Near the square in Beijing, reporters were told to leave following the daily crack-of-dawn flag-raising ceremony and there were no signs of demonstrations or public commemorations. Dozens of dissidents and other critics have already been detained by police, held under house arrest or sent out of the city.

Activists say this year has seen a longer and more restrictive clampdown than usual, reflecting the increasingly conservative political atmosphere under President Xi Jinping, who took office last year.

Yin said the authorities' monitoring of her family intensified this year, with round-the-clock police surveillance that started in April. The relatives' plans for a public memorial like ones they had previously held every five years could not be realized, she said.

“You're not only re-opening my scars, you're spreading salt and chili powder into it,” Yin said she told her minders.

“I said, 'You are too inhuman’.”

Authorities allowed relatives of some of those killed in the crackdown to visit their loved ones' graves, but they had to go quietly and under police escort, according to Zhang Xianling, a member of a group that campaigns for the crackdown's victims.

The run-up to the anniversary has also been marked by tighter controls on the internet, including disruption of Google services, and tougher than normal censorship of the popular Twitter-like microblogging service Weibo.
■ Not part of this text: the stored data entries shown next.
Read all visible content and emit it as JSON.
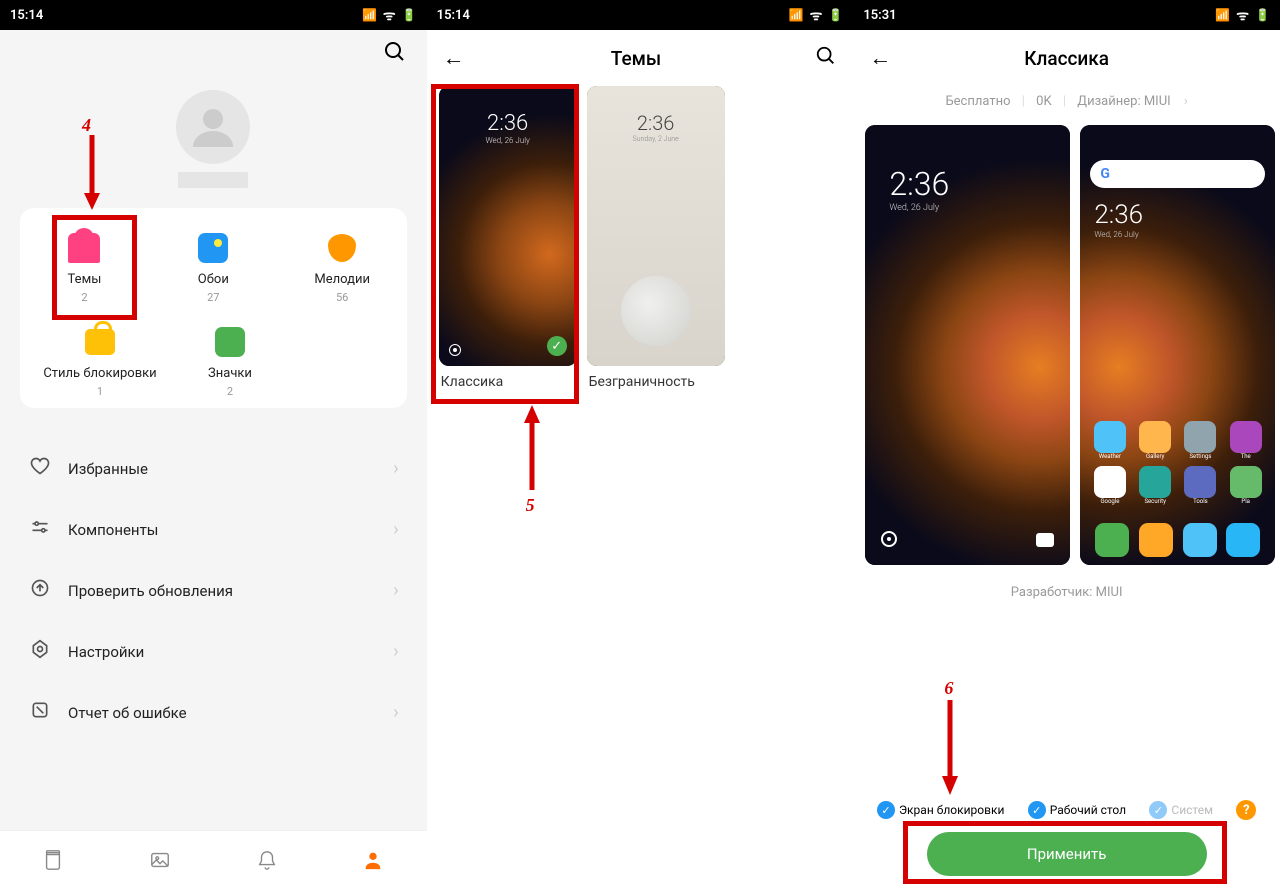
{
  "statusbar": {
    "time1": "15:14",
    "time2": "15:14",
    "time3": "15:31"
  },
  "screen1": {
    "grid": {
      "themes": {
        "label": "Темы",
        "count": "2"
      },
      "wallpaper": {
        "label": "Обои",
        "count": "27"
      },
      "ringtone": {
        "label": "Мелодии",
        "count": "56"
      },
      "lockstyle": {
        "label": "Стиль блокировки",
        "count": "1"
      },
      "icons": {
        "label": "Значки",
        "count": "2"
      }
    },
    "menu": {
      "favorites": "Избранные",
      "components": "Компоненты",
      "updates": "Проверить обновления",
      "settings": "Настройки",
      "report": "Отчет об ошибке"
    }
  },
  "screen2": {
    "title": "Темы",
    "themes": {
      "classic": {
        "name": "Классика",
        "time": "2:36",
        "date": "Wed, 26 July"
      },
      "unlimited": {
        "name": "Безграничность",
        "time": "2:36",
        "date": "Sunday, 2 June"
      }
    }
  },
  "screen3": {
    "title": "Классика",
    "meta": {
      "price": "Бесплатно",
      "size": "0K",
      "designer": "Дизайнер: MIUI"
    },
    "preview": {
      "time": "2:36",
      "date": "Wed, 26 July"
    },
    "home": {
      "time": "2:36",
      "date": "Wed, 26 July",
      "apps": {
        "weather": "Weather",
        "gallery": "Gallery",
        "settings": "Settings",
        "theme": "The",
        "google": "Google",
        "security": "Security",
        "tools": "Tools",
        "play": "Pla"
      }
    },
    "developer": "Разработчик: MIUI",
    "options": {
      "lock": "Экран блокировки",
      "desktop": "Рабочий стол",
      "system": "Систем"
    },
    "apply": "Применить"
  },
  "annotations": {
    "n4": "4",
    "n5": "5",
    "n6": "6"
  }
}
“This is the 1,008th post that I've had scrubbed today,” complained one Weibo user, attaching a screen shot of a message received from censors telling him that his post reading ‘It's been 25 years since that event’ had been deleted.

China's Foreign Ministry on Tuesday defended the crackdown, saying the government had chosen the correct path for the sake of the people. The government at the time labelled the pro-democracy movement “counter-revolutionary”.
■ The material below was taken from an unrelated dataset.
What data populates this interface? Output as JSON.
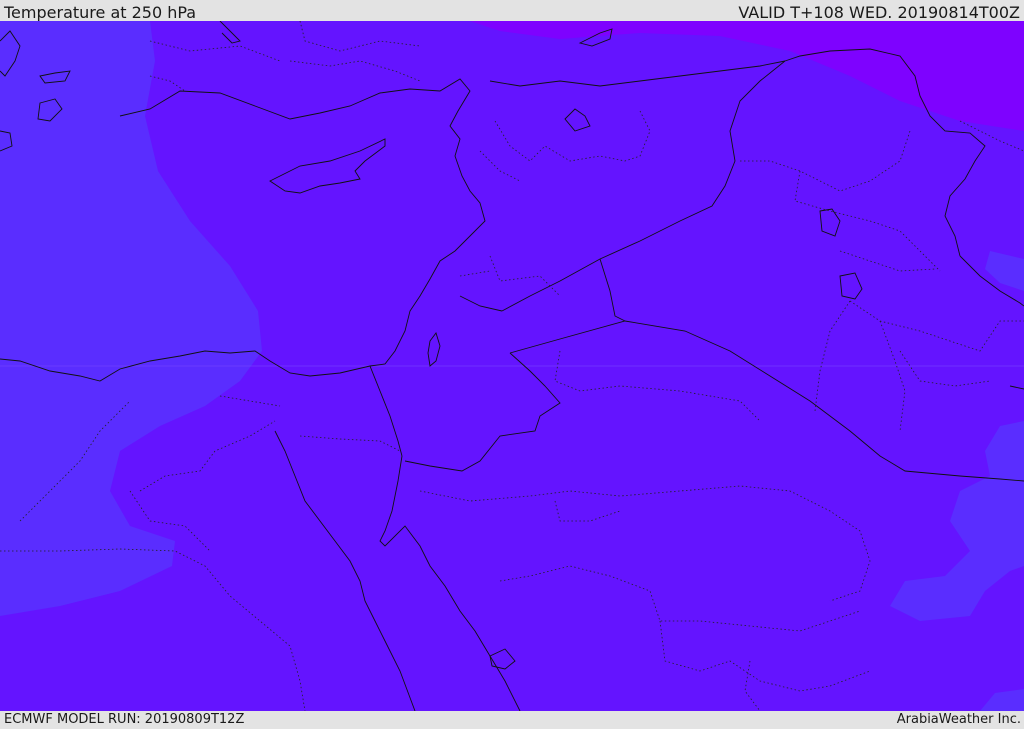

The protests began in April 1989 as a demonstration by university students in Beijing to mourn the death of Hu Yaobang, the reformist Communist Party chief who had been ousted by paramount leader Deng Xiaoping. The protests grew into broader demands for an end to corruption as well as calls for democracy.
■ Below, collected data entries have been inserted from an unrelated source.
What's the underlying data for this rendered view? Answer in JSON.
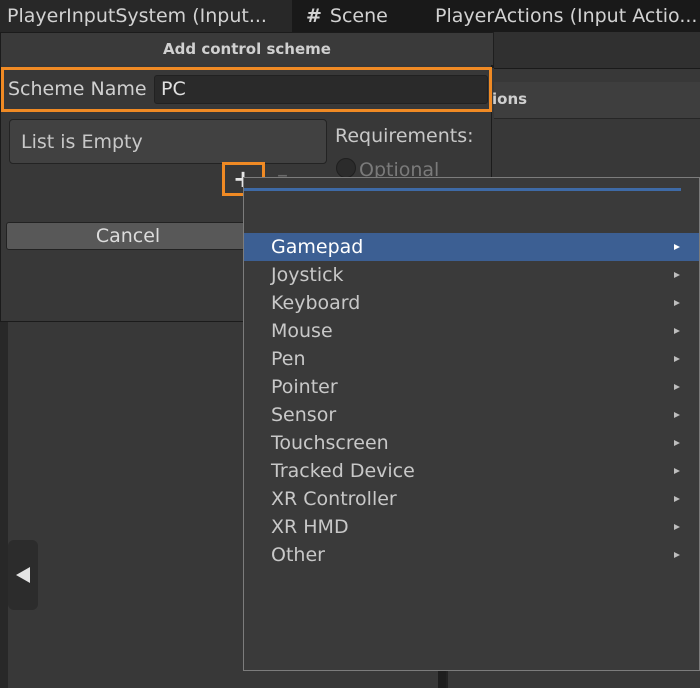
{
  "tabs": [
    {
      "label": "PlayerInputSystem (Input..."
    },
    {
      "label": "Scene",
      "icon": "hash-icon"
    },
    {
      "label": "PlayerActions (Input Actio..."
    }
  ],
  "background": {
    "actions_header": "ions"
  },
  "dialog": {
    "title": "Add control scheme",
    "scheme_name_label": "Scheme Name",
    "scheme_name_value": "PC",
    "list_empty": "List is Empty",
    "requirements_label": "Requirements:",
    "optional_label": "Optional",
    "add_label": "+",
    "remove_label": "–",
    "cancel_label": "Cancel"
  },
  "popup": {
    "items": [
      {
        "label": "Gamepad",
        "selected": true
      },
      {
        "label": "Joystick"
      },
      {
        "label": "Keyboard"
      },
      {
        "label": "Mouse"
      },
      {
        "label": "Pen"
      },
      {
        "label": "Pointer"
      },
      {
        "label": "Sensor"
      },
      {
        "label": "Touchscreen"
      },
      {
        "label": "Tracked Device"
      },
      {
        "label": "XR Controller"
      },
      {
        "label": "XR HMD"
      },
      {
        "label": "Other"
      }
    ]
  },
  "colors": {
    "highlight": "#f08a24",
    "selection": "#3c5f93"
  }
}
Many Chinese would balk at the idea of mass revolution today. China is now the world's second biggest economy, with most Chinese enjoying individual and economic freedoms never accorded them before.

But Wu'er Kaixi, a leading figure in the pro-democracy movement of 1989, said Chinese people could rise up once more against the Communist Party in anger at anything from endemic graft to the country's badly polluted air, water and soil.

“Yes, you gave us economic freedom, but you are jumping in and looting us, robbing us of our future, corrupting the culture, our values and the environment,” Wu'er Kaixi told Reuters ahead of the anniversary from Taiwan, where he works at an investment firm.

“All this has been clearly and widely expressed by Chinese people in the last two decades. This discontent will emerge into one thing one day: a revolution. I am sure the Communist Party is very well aware of this.”

Meanwhile, exiled Tibetan spiritual leader the Dalai Lama urged China to embrace democracy and offering prayers for the protest “martyrs”.

The Dalai Lama, reviled by Beijing as a separatist, made the rare comments at a prayer meeting two years after he renounced politics.

“I offer my prayers for those who died for freedom, democracy and human rights,” the 1989 Nobel Peace Prize winner said according to a statement that was released by Initiatives for China, a Washington-based group that campaigns for a peaceful transition to democracy in China.

“While great progress has been made to integrate into the world economy, I believe it is equally important to encourage China to enter the mainstream of global democracy,” he added.

“In this anniversary of China's young martyrs, let us pray that the Chinese leaders of today would turn their hearts away from fear and defensiveness, that they would reach out to the victims and victims' families, and repent of the massacre of China's youth.”

A representative of the Dalai Lama's private office in Dharamsala, his base in northern India, confirmed that the statement was authentic.

China's Foreign Ministry condemned the comments.